Perhaps there should be a file in the ruleset distribution not ending with .cf or .pre (therefore not actively used) which accumulates recently removed rules, especially those which might be deemed useful for the overly paranoid?
There's already a place for rules which aren't included with SA: http://wiki.apache.org/spamassassin/CustomRulesets
Custom rulesets are for EXTRA rules. My suggestion is for REMOVED rules which were present in the SA official channel, and a way to alert people of rules' removal in a way which allows them to save a copy should they want to use it locally even after its removal. I leave the expiration period (suggested minimum of 1 month) for the discussion (and suggest it only to prevent an infinently growing file). Simply removing a rule then telling people its gone doesn't give them a chance to save it locally. Some people might not be smart enough to write their own rules.
(In reply to comment #54) > There's already a place for rules which aren't included with SA: > > http://wiki.apache.org/spamassassin/CustomRulesets I think that's more for rules that never were a part of SA, though. My thoughts are most along the lines of D.Stussy's comments in #53 but a new wiki page is fine too.
(In reply to comment #56) > (In reply to comment #54) > > There's already a place for rules which aren't included with SA: > > > > http://wiki.apache.org/spamassassin/CustomRulesets > > I think that's more for rules that never were a part of SA, though. My > thoughts are most along the lines of D.Stussy's comments in #53 but a new wiki > page is fine too. Wiki page, please.
Created attachment 4926 [details] Remove rules from trunk's local.cf Created http://wiki.apache.org/spamassassin/RemovedRulesets with the stuff from RFC-Ignorant. Linked from http://wiki.apache.org/spamassassin/CustomRulesets . This patch removes it from trunk's rules/local.cf (comment 43). This bug can be closed as soon as that's committed. The wiki asking me questions I need to google every time I edit it is pissing me off: "Who is the current President of the ASF (full name)?" "ApacheCon Europe 2007 was hosted in which city?" Can this be fixed?

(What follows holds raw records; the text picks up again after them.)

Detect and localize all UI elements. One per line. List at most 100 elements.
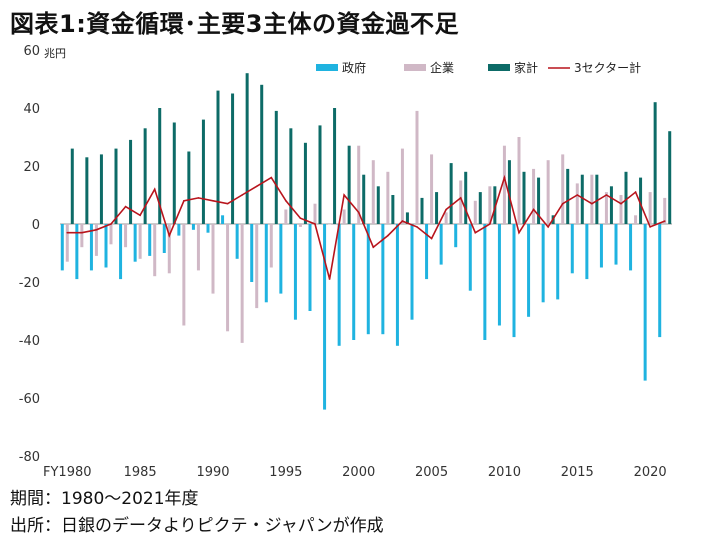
bar-政府-2013 xyxy=(541,224,545,303)
bar-家計-2009 xyxy=(493,186,497,224)
bar-政府-1996 xyxy=(293,224,297,320)
line-point xyxy=(66,231,69,234)
bar-政府-1994 xyxy=(264,224,268,303)
bar-家計-1996 xyxy=(303,142,307,224)
line-point xyxy=(95,229,98,231)
y-unit-label: 兆円 xyxy=(44,47,66,60)
bar-政府-2021 xyxy=(658,224,662,338)
line-point xyxy=(430,237,433,240)
line-point xyxy=(270,176,273,179)
x-tick-label: 1995 xyxy=(269,465,302,480)
line-point xyxy=(503,176,506,179)
bar-政府-2014 xyxy=(556,224,560,300)
y-tick-label: 20 xyxy=(23,160,40,175)
bar-家計-1992 xyxy=(245,73,249,224)
chart-title: 図表1:資金循環･主要3主体の資金過不足 xyxy=(10,10,459,38)
line-series-total xyxy=(67,174,665,280)
bar-企業-2015 xyxy=(575,183,579,224)
bar-政府-1983 xyxy=(104,224,108,268)
bar-政府-2006 xyxy=(439,224,443,265)
bar-政府-1990 xyxy=(206,224,210,233)
line-point xyxy=(532,208,535,211)
line-point xyxy=(474,231,477,234)
line-point xyxy=(314,223,316,225)
line-point xyxy=(489,223,491,225)
bar-家計-1982 xyxy=(99,154,103,224)
bar-政府-2017 xyxy=(599,224,603,268)
bar-政府-2000 xyxy=(352,224,356,340)
bar-企業-2019 xyxy=(634,215,638,224)
bar-家計-1991 xyxy=(231,93,235,224)
footer-source: 出所：日銀のデータよりピクテ・ジャパンが作成 xyxy=(10,516,384,536)
bar-政府-2002 xyxy=(381,224,385,335)
line-point xyxy=(124,205,127,208)
line-point xyxy=(81,231,83,234)
line-point xyxy=(459,197,462,199)
x-tick-label: 1985 xyxy=(124,465,157,480)
y-tick-label: 0 xyxy=(32,218,40,233)
bar-政府-2019 xyxy=(629,224,633,271)
bar-政府-1997 xyxy=(308,224,312,311)
bar-家計-2017 xyxy=(609,186,613,224)
y-tick-label: -40 xyxy=(19,334,40,349)
x-tick-label: 2005 xyxy=(415,465,448,480)
line-point xyxy=(328,278,331,280)
bar-企業-1986 xyxy=(153,224,157,277)
y-tick-label: -80 xyxy=(19,450,40,465)
line-point xyxy=(226,202,229,205)
bar-政府-2015 xyxy=(570,224,574,274)
line-point xyxy=(387,234,389,237)
bar-企業-1992 xyxy=(240,224,244,343)
x-tick-label: 2020 xyxy=(634,465,667,480)
bar-企業-2012 xyxy=(532,168,536,224)
bar-企業-2007 xyxy=(459,180,463,224)
bar-企業-2004 xyxy=(415,110,419,224)
bar-政府-1988 xyxy=(177,224,181,236)
x-tick-label: 2000 xyxy=(342,465,375,480)
legend-swatch xyxy=(488,64,510,71)
bar-家計-2016 xyxy=(595,174,599,224)
total-line xyxy=(66,174,666,280)
bar-企業-2020 xyxy=(648,192,652,224)
bar-政府-1995 xyxy=(279,224,283,294)
bar-家計-2010 xyxy=(507,160,511,224)
bar-企業-1991 xyxy=(226,224,230,332)
line-point xyxy=(299,217,302,219)
bar-政府-2016 xyxy=(585,224,589,280)
bar-家計-1981 xyxy=(85,157,89,224)
line-point xyxy=(241,194,243,196)
bar-家計-1980 xyxy=(70,148,74,224)
bar-企業-2009 xyxy=(488,186,492,224)
bar-企業-2016 xyxy=(590,174,594,224)
bar-企業-2021 xyxy=(663,197,667,224)
line-point xyxy=(110,223,112,225)
y-axis-ticks: -80 -60 -40 -20 0 20 40 60 xyxy=(19,44,40,465)
line-point xyxy=(343,194,345,196)
bar-政府-2004 xyxy=(410,224,414,320)
bar-家計-1989 xyxy=(201,119,205,224)
bar-家計-2018 xyxy=(624,171,628,224)
bar-政府-2001 xyxy=(366,224,370,335)
legend-label: 3セクター計 xyxy=(574,60,641,75)
bar-家計-2014 xyxy=(566,168,570,224)
line-point xyxy=(153,188,156,190)
bar-企業-1993 xyxy=(255,224,259,309)
bar-企業-2008 xyxy=(473,200,477,224)
bar-政府-2005 xyxy=(425,224,429,280)
bar-家計-2019 xyxy=(639,177,643,224)
bar-政府-2018 xyxy=(614,224,618,265)
bar-政府-2012 xyxy=(527,224,531,317)
bar-政府-1985 xyxy=(133,224,137,262)
bar-政府-1992 xyxy=(235,224,239,259)
bar-家計-1983 xyxy=(114,148,118,224)
line-point xyxy=(183,200,185,202)
bar-政府-2008 xyxy=(468,224,472,291)
bar-家計-2015 xyxy=(580,174,584,224)
bar-家計-2020 xyxy=(653,102,657,224)
bar-企業-1996 xyxy=(298,224,302,227)
bar-企業-1998 xyxy=(328,224,332,225)
bar-家計-2011 xyxy=(522,171,526,224)
bar-政府-2010 xyxy=(497,224,501,326)
bar-政府-2009 xyxy=(483,224,487,340)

(In reply to comment #58) > Created attachment 4926 [details] > Remove rules from trunk's local.cf > > Created http://wiki.apache.org/spamassassin/RemovedRulesets with the stuff from > RFC-Ignorant. Linked from http://wiki.apache.org/spamassassin/CustomRulesets . > > This patch removes it from trunk's rules/local.cf (comment 43). This bug can > be closed as soon as that's committed. > > The wiki asking me questions I need to google every time I edit it is pissing > me off: > "Who is the current President of the ASF (full name)?" > "ApacheCon Europe 2007 was hosted in which city?" > Can this be fixed? (In reply to comment #58) > Created attachment 4926 [details] > Remove rules from trunk's local.cf > > Created http://wiki.apache.org/spamassassin/RemovedRulesets with the stuff from > RFC-Ignorant. Linked from http://wiki.apache.org/spamassassin/CustomRulesets . > > This patch removes it from trunk's rules/local.cf (comment 43). This bug can > be closed as soon as that's committed. > > The wiki asking me questions I need to google every time I edit it is pissing > me off: > "Who is the current President of the ASF (full name)?" > "ApacheCon Europe 2007 was hosted in which city?" > Can this be fixed? Done. Can you repeat for bug 6490 also at the bottom of local.cf? svn commit -m 'remove RFC-Ignorant now that it is documented on http://wiki.apache.org/spamassassin/RemovedRulesets' Sending rules/local.cf Transmitting file data . Committed revision 1139012. re: wiki turing test, I can't recreate the issue. Please discuss on dev list.
Rfc-ignorant.org went down permanently on 30 November 2012. (See the announcement at <https://web.archive.org/web/20121013071621/http://rfc-ignorant.org/endofanera.php>.) Perhaps the "Removed Rulesets" wiki page could be updated to reflect this, just in case anyone is still using the rule and isn't sure why it's no longer working.
(In reply to Tristan Miller from comment #60) > Rfc-ignorant.org went down permanently on 30 November 2012. (See the > announcement at > <https://web.archive.org/web/20121013071621/http://rfc-ignorant.org/ > endofanera.php>.) Perhaps the "Removed Rulesets" wiki page could be updated > to reflect this, just in case anyone is still using the rule and isn't sure > why it's no longer working. see https://issues.apache.org/SpamAssassin/show_bug.cgi?id=6836 2012-09-15
It appears that the .de TLD reincarnation of rfc-ignorant has been abandoned. Its domain registration has expired (currently in the 30 day redemption/purge pending period) and the project itself never populated a database. Domain: rfc-ignorant.de Status: redemptionPeriod Changed: 2014-01-22T09:40:04+01:00 Therefore, I see no reason to render its rules to the "removed" SA rule page. CC: Bug 6836.